Second, our sample size is small. Large sample size can dramatically improve the statistical power for detecting the potential pathways. The association signal of ROA in our study (618 individuals) was weak (nominal P=0.012) compared with our US replication study (nominal P=0.002, 1000 individuals). Therefore, we reported the ROA pathway based on the statistical evidence with a consistently increased trend.

Third, although pathway-based analysis is a promising strategy to data mining of GWAS data sets, it is currently unclear what the best strategy is. Several methods are developed for pathway hunting recently.26, 27, 28, 29, 30 All of these methods used relatively complex model or simulation to improve the accuracy and statistical power.

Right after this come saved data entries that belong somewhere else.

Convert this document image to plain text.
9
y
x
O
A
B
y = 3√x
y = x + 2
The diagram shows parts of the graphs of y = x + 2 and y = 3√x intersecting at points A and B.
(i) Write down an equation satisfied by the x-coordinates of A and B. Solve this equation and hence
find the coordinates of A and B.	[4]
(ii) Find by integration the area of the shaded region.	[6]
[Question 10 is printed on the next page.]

In fact, how to properly account for the gene size, gene number and linkage disequilibrium (LD) and how to adopt the optimal SNP weighting scheme (for example the representative SNPs located in the coding sequence could be more important than others) are worth further investigating. We used this method because it was generally robust to gene size, LD, gene number and, thus, accepted by the community.14, 31, 32 In addition, it was the real ‘hypothesis-free’ approach for pathway investigation, which means it can comprehensively test the association across different up-to-date pathway databases without prior hypotheses. Some studies first identified promising genes in one hypothesized pathway, then assessed the association of those genes with specific traits such as Parkinson disease.33, 34 However, similar approaches were limited for quantitative complex traits (height), because the unknown fundamental biological processes may influence the phenotypes, such as the EphrinA–EphR pathway for bone geometry,31 the C-type natriuretic peptide signaling for human height.12

Finally, there are eight genes (eight representative SNPs) of ROA pathway cluster in a small region as shown in Figure 2 and Table 4. In addition, we constructed the LD block map for them (Figure 3), and six of them were located in one strong LD block. Although the permutation approaches may relieve this issue,14, 32 the cluster of SNPs could still influence the result, and we lack a reliable method to accurately evaluate the extent of the influence. In our recent study, we performed the pathway-based study through shuffling the genotypic data (not phenotypic as the original).35 This procedure can completely eliminate the influence of strong LD, because it breaks the structure of original LD. However, the simulated results showed that the false-positive rate was not reduced; rather, it was slightly larger than the one by shuffling phenotypic data. Therefore, the influence of strong LD actually is far more less than one can expect. To permutate, the phenotypic data were a more conservative pathway-based association approach. To report this result, we mainly based on the statistical evidence and the independent replication study. Therefore, our study may only be served as a tentative investigation using this kind of test strategy. The future studies with larger sample size are necessary to validate our result.

Figure 2
figure 2

Physical position of the eight IFNA family members, including their corresponding representative SNPs located on the chromosome 9.

Figure 3
figure 3

The haplotype block map for the eight representative SNPs of clustered IFNA family members. It was constructed using our own genotype data showing pair-wise linkage disequilibrium in r2.

In summary, the ROA pathway was suggestively associated with the height variation in Han Chinese in our pathway-based GWAS analyses. The genetic findings were supported by their biological implications in long bone development and replication study in the whites. Further functional researches are still warranted to fill the biological mechanism details.